The cause of police Detective James Zadroga’s death was initially listed as pulmonary disease and respiratory failure, an uncommon cause for someone only 34 years old. The autopsy found material “consistent with dust” in his lungs, and the medical examiner concluded, “It is felt with a reasonable degree of medical certainty that the cause of death in this case was directly related to the 9/11 incident.”
According to the Centers for Disease Control (CDC):
The destruction of the WTC towers resulted in the release of high levels of airborne contaminants. The Environmental Protection Agency estimated that potential dust exposures ranged from 1,000 µg/m3 to >100,000 µg/m3 in the hours after the towers’ collapse. Exposures were attributed primarily to smoldering fires (until December 2001), dust resuspension and diesel exhaust from heavy equipment. WTC dust contained pulverized (alkaline) cement, glass fibers, asbestos, polycyclic aromatic hydrocarbons (PAHs), polychlorinated biphenyls (PCBs) and polychlorinated furans and dioxins.

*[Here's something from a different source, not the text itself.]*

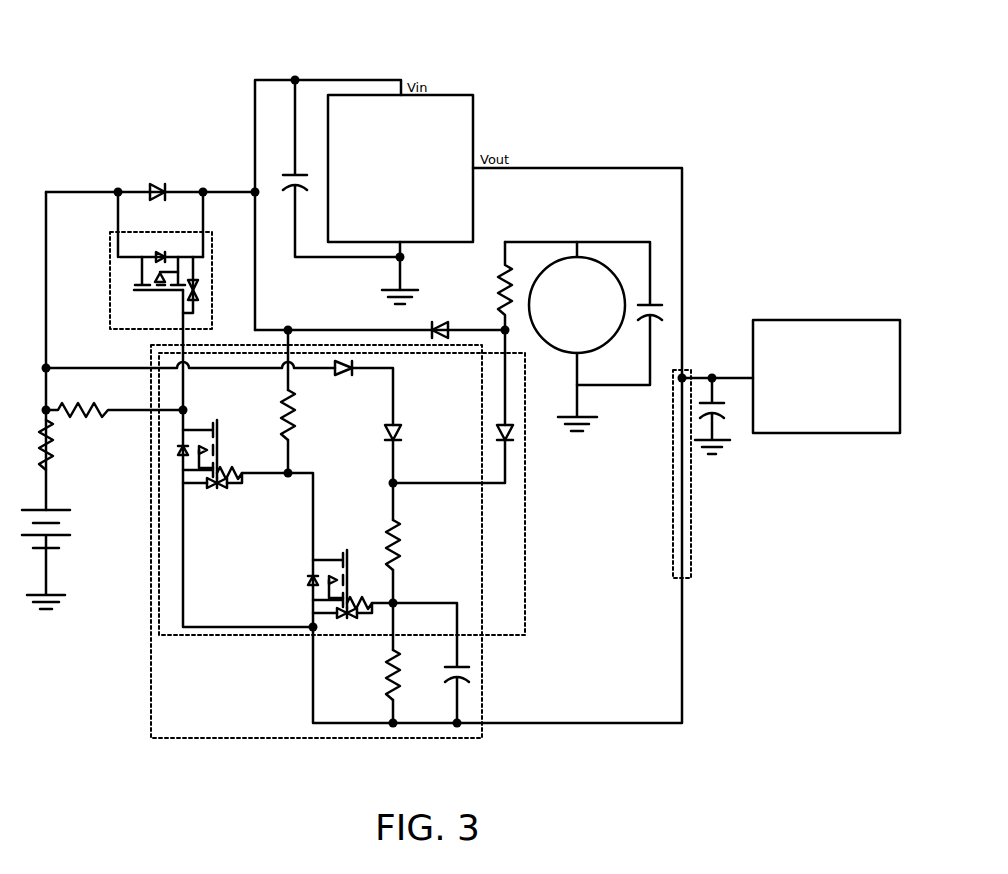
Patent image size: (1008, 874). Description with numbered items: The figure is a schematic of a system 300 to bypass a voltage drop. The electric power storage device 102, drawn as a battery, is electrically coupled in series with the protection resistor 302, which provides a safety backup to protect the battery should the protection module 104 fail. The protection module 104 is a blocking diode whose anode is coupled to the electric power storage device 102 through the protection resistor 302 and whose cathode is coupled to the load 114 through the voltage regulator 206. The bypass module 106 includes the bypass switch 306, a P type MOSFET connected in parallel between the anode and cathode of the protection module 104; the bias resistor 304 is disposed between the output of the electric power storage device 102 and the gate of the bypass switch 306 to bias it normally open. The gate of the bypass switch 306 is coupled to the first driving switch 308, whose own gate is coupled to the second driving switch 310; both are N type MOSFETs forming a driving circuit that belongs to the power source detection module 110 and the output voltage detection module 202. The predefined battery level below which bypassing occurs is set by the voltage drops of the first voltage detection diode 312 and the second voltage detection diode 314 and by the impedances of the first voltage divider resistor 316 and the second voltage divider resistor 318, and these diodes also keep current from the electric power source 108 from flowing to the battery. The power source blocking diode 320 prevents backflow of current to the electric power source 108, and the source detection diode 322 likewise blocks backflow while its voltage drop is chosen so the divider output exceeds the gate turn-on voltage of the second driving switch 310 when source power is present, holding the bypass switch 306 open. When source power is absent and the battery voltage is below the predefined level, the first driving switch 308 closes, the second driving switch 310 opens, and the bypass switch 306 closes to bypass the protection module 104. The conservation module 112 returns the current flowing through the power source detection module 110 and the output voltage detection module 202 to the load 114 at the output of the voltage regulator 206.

Under a program established at Mount Sinai Center for Occupational and Environmental Health in New York City, nearly 15,000 workers and volunteers who participated in rescue or clean-up operations at Ground Zero have been screened and are eligible for continued medical monitoring.
“The death of Detective Zadroga underscores the importance for Laborers and others who worked at the WTC site to continue to have their health monitored,” says Dr. Jim Melius, the LHSFNA’s Research Division Director and Administrator of the New York State Laborers’ Health and Safety Trust Fund. “We don’t know what health effects may occur so continued medical monitoring is essential for these people.”